Redis源码剖析之压缩列表(ziplist)

本来打算只用一篇文章来讲解Redis中的list，在实际写作过程中发现Redis中有多种list的实现，所以准备拆成多篇文章，本文主要讲ziplist，ziplist也是quicklist的基础。另外还有skiplist，skiplist虽然是list，当主要和set命令相关，所以会放到后面。
本文主要涉及到的源码在ziplist.c

何为ziplist？我们可以在ziplist.c源码头部找到一段Redis作者的一段介绍。

The ziplist is a specially encoded dually linked list that is designed to be very memory efficient. It stores both strings and integer values, where integers are encoded as actual integers instead of a series of characters. It allows push and pop operations on either side of the list in O(1) time.However, because every operation requires a reallocation of the memory used by the ziplist, the actual complexity is related to the amount of memory used by the ziplist.

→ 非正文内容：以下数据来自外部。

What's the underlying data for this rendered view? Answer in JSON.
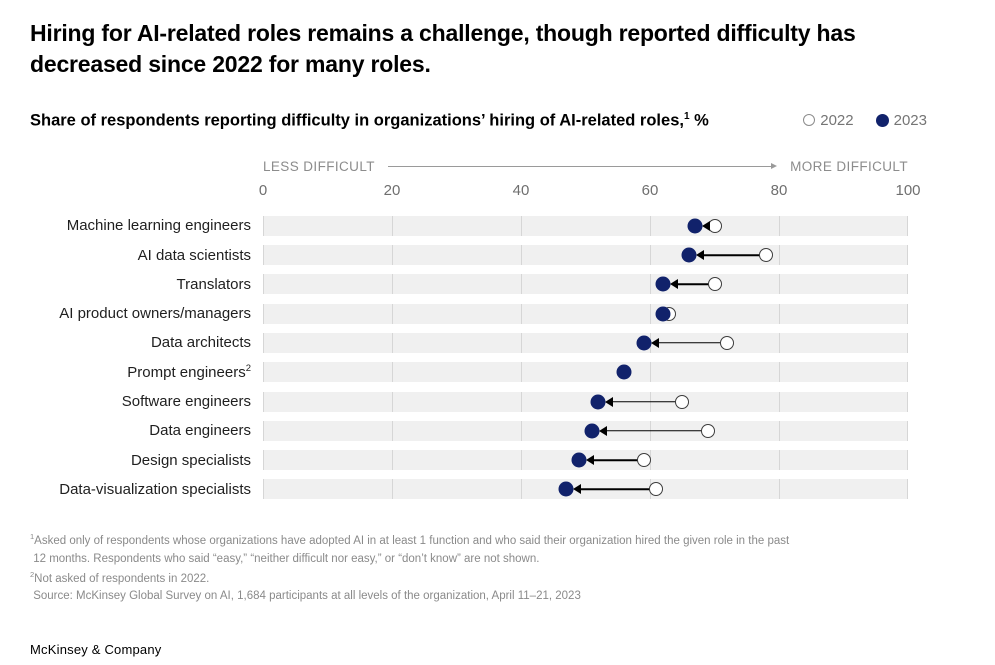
{
  "title": "Hiring for AI-related roles remains a challenge, though reported difficulty has decreased since 2022 for many roles.",
  "subtitle": {
    "text": "Share of respondents reporting difficulty in organizations’ hiring of AI-related roles,",
    "footnote_marker": "1",
    "unit_suffix": " %"
  },
  "legend": {
    "items": [
      {
        "label": "2022",
        "style": "open"
      },
      {
        "label": "2023",
        "style": "filled"
      }
    ]
  },
  "axis": {
    "left_label": "LESS DIFFICULT",
    "right_label": "MORE DIFFICULT"
  },
  "chart_data": {
    "type": "dumbbell-dot",
    "unit": "%",
    "title": "Share of respondents reporting difficulty in organizations’ hiring of AI-related roles, %",
    "xlim": [
      0,
      100
    ],
    "ticks": [
      0,
      20,
      40,
      60,
      80,
      100
    ],
    "grid": "vertical-in-bands",
    "legend_position": "top-right",
    "direction_labels": {
      "left": "LESS DIFFICULT",
      "right": "MORE DIFFICULT"
    },
    "categories": [
      "Machine learning engineers",
      "AI data scientists",
      "Translators",
      "AI product owners/managers",
      "Data architects",
      "Prompt engineers",
      "Software engineers",
      "Data engineers",
      "Design specialists",
      "Data-visualization specialists"
    ],
    "category_footnotes": [
      "",
      "",
      "",
      "",
      "",
      "2",
      "",
      "",
      "",
      ""
    ],
    "series": [
      {
        "name": "2022",
        "marker": "open-circle",
        "values": [
          70,
          78,
          70,
          63,
          72,
          null,
          65,
          69,
          59,
          61
        ]
      },
      {
        "name": "2023",
        "marker": "filled-circle",
        "values": [
          67,
          66,
          62,
          62,
          59,
          56,
          52,
          51,
          49,
          47
        ]
      }
    ]
  },
  "footnotes": [
    {
      "sup": "1",
      "text": "Asked only of respondents whose organizations have adopted AI in at least 1 function and who said their organization hired the given role in the past"
    },
    {
      "sup": "",
      "text": " 12 months. Respondents who said “easy,” “neither difficult nor easy,” or “don’t know” are not shown."
    },
    {
      "sup": "2",
      "text": "Not asked of respondents in 2022."
    },
    {
      "sup": "",
      "text": " Source: McKinsey Global Survey on AI, 1,684 participants at all levels of the organization, April 11–21, 2023"
    }
  ],
  "brand": "McKinsey & Company",
  "colors": {
    "accent_navy": "#11226B",
    "band": "#F0F0F0",
    "gridline": "#D6D6D6",
    "muted_text": "#757575",
    "arrow": "#000000"
  }
}
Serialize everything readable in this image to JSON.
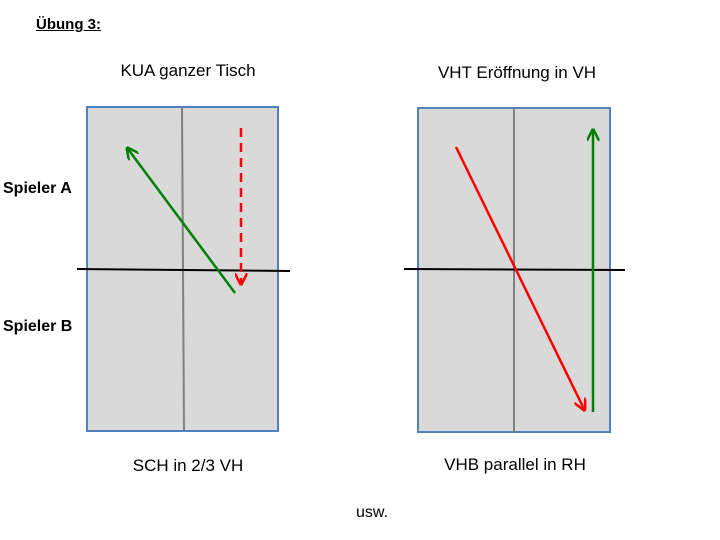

ziplist是为了提高存储效率而设计的一种特殊编码的双向链表。它可以存储字符串或者整数，存储整数时是采用整数的二进制而不是字符串形式存储。他能在O(1)的时间复杂度下完成list两端的push和pop操作。但是因为每次操作都需要重新分配ziplist的内存，所以实际复杂度和ziplist的内存使用量相关。

前半句还好理解，但每次操作都需要重新分配内存…… 就有点耐人寻味了。别急，你看完ziplist的具体实现就懂了。

ziplist在逻辑上是个双向链表，但它是存储在一大块连续的内存空间上的。与其说ziplist是个数据结构，倒不如说他是Redis中双向链表的序列化存储方式。

ziplist结构

整个ziplist在内存中的存储格式如下：
在这里插入图片描述
ziplist主要有这么几个部分：

zlbytes: 32位无符号整型，表示整个ziplist所占的空间大小，包含了zlbytes所占的4个字节。
这个字段可以在重置整个ziplist大小时不需要遍历整个list来确定大小，空间换时间。
zltail: 32位无符号整型，表示整个list中最后一项所在的偏移量，方便在尾部做pop操作。
zllen: 16位，表示ziplist中所存储的entry数量，但是注意，这里最多表示$2^{16} -2$个entry，如果是$2^{16}-1$有特殊含义，$2^{16}-1$表示存储数量超过了$2^{16}-2$个，但具体是多少个得遍历一次才能知道。
zlend: 8位，ziplist的末尾表示，值固定是255.
entry: 不定长，可能有多个，list中具体的数据项，下面会详细介绍。

entry

这里最核心的就是entry的数据格式，entry还真有些复杂，从上图中可以看出它主要有三个部分。
- prelen: 前一个entry的存储大小，主要是为了方便从后往前遍历。
- encoding: 数据的编码形式（字符串还是数字，长度是多少）
- data: 实际存储的数据

比较复杂的是Redis为了节省内存空间，对上面三个字段设计了一套比较复杂的编码方式，本质上就是一套变长的编码协议，具体规则如下：

prelen

如果prelen数值小于254，那就只用一个字节来表示长度，如果长度大于等于254就用5个字节，第一个字节是固定值254(FE)来标识这是个特殊的数据，剩下的4个字节来表示实际的长度。

encoding

encoding的具体值取决于entry中具体的内容，当entry是个string时，encoding的前两字节存储了字符串的长度。当entry是一个整数的时候，前两字节默认都是1，后面两字节标识出后面存的是哪种类型的整数，第一个字节就足够判断出entry是什么类型了。不同的encoding类型示例如下:

|00pppppp| - 1字节

长度小于或者等于63的String类型，'pppppp'无符号6位数标识string长度。
|01pppppp|qqqqqqqq| - 2字节

长度小于或者等于16383的String类型(14位)，注意：14位'pppppp'采用大端的方式存储
|10000000|qqqqqqqq|rrrrrrrr|ssssssss|tttttttt| - 5字节

长度大于等于16384的String类型，第二字节开始的qqrrsstt都是用来存储字符串长度的二进制位，可表示的字符串长度最大2^32-1，第一字节的低6位没有用，所以都是0。
注意: 32位数采用大端的方式存储
|11000000| - 3字节

存储int16_t (2字节).
|11010000| - 5字节

存储int32_t (4字节).
|11100000| - 9字节

存储int64_t (8字节).
|11110000| - 4字节

24位有符号类型整数 (3字节).
|11111110| - 2字节
8位有符号类型整数 (1字节).
- |1111xxxx| - (xxxx在0001和1101之间) 4位无符号整数.
  0到12的无符号整数.编码值实际上是从1到13，因为0000和1111不能使用，要留出一位表示0，所以应该从编码值中减去1才是准确值

在某些比较小的数值下，具体值可以直接存储到encoding字段里。

ziplist的API

ziplist.c代码也较多，双链表操作很多代码在ziplist中比较多，其实本质上都是它这复杂的存储格式导致的，实际上理解了它的编码格式，具体代码不难理解。这里我只列出几个我认为比较重要的API，其他可以参考源码ziplist.c。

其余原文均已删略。